Grunge offered change, and Cobain was at the forefront. He mattered.

I get that now, and I get him a lot more.

The night his body was found, I was at Market Street Square seeing a band called Tribes. They were one of the biggest groups in town at the time and specialized in covering the big alternative sounds of the day. About 2 a.m., as the night was winding down, they played Nirvana's  "Heart Shaped Box," which I always thought was their best song.

It was a moment I've always remembered and one I now hold with some fondness.

Someone asked me last week if Cobain's death marked the end of the grunge movement. Probably not. It would have come anyway. By the mid-'90s, "shoe-gazing" and bands like Silverchair, Bush and even Stone Temple Pilots, whom some considered Nirvana and Pearl Jam copycats, were already getting some backlash. And I'll never forget the day I saw a mannequin in Boscov's dressed in flannel.

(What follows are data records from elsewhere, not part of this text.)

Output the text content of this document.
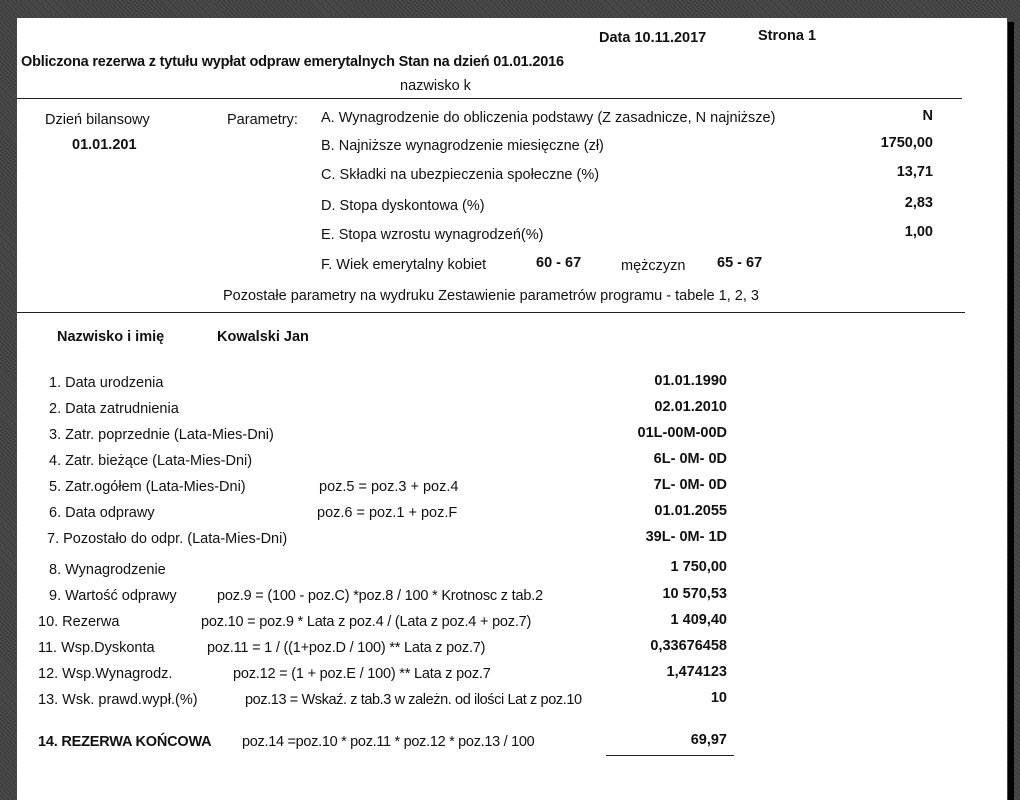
Data 10.11.2017	Strona 1
Obliczona rezerwa z tytułu wypłat odpraw emerytalnych Stan na dzień 01.01.2016
nazwisko k
Dzień bilansowy
01.01.201
Parametry: A. Wynagrodzenie do obliczenia podstawy (Z zasadnicze, N najniższe)	N
B. Najniższe wynagrodzenie miesięczne (zł)	1750,00
C. Składki na ubezpieczenia społeczne (%)	13,71
D. Stopa dyskontowa (%)	2,83
E. Stopa wzrostu wynagrodzeń(%)	1,00
F. Wiek emerytalny kobiet	60 - 67	mężczyzn 65 - 67
Pozostałe parametry na wydruku Zestawienie parametrów programu - tabele 1, 2, 3
Nazwisko i imię	Kowalski Jan
1. Data urodzenia	01.01.1990
2. Data zatrudnienia	02.01.2010
3. Zatr. poprzednie (Lata-Mies-Dni)	01L-00M-00D
4. Zatr. bieżące (Lata-Mies-Dni)	6L- 0M- 0D
5. Zatr.ogółem (Lata-Mies-Dni)	poz.5 = poz.3 + poz.4	7L- 0M- 0D
6. Data odprawy	poz.6 = poz.1 + poz.F	01.01.2055
7. Pozostało do odpr. (Lata-Mies-Dni)	39L- 0M- 1D
8. Wynagrodzenie	1 750,00
9. Wartość odprawy	poz.9 = (100 - poz.C) *poz.8 / 100 * Krotnosc z tab.2	10 570,53
10. Rezerwa	poz.10 = poz.9 * Lata z poz.4 / (Lata z poz.4 + poz.7)	1 409,40
11. Wsp.Dyskonta	poz.11 = 1 / ((1+poz.D / 100) ** Lata z poz.7)	0,33676458
12. Wsp.Wynagrodz.	poz.12 = (1 + poz.E / 100) ** Lata z poz.7	1,474123
13. Wsk. prawd.wypł.(%)	poz.13 = Wskaź. z tab.3 w zależn. od ilości Lat z poz.10	10
14. REZERWA KOŃCOWA poz.14 =poz.10 * poz.11 * poz.12 * poz.13 / 100	69,97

Grunge, despite its purest intentions, was not immune to corporate America. It had become fashion, and fashion always dies.

Cobain missed most of that. Maybe that's how he wanted it. He will always be 27, blond-haired and wrinkle-free, and rather than be remembered for all the silly things some bands that stick around too long are sometimes remembered for, he's remembered for what mattered to him most: his music.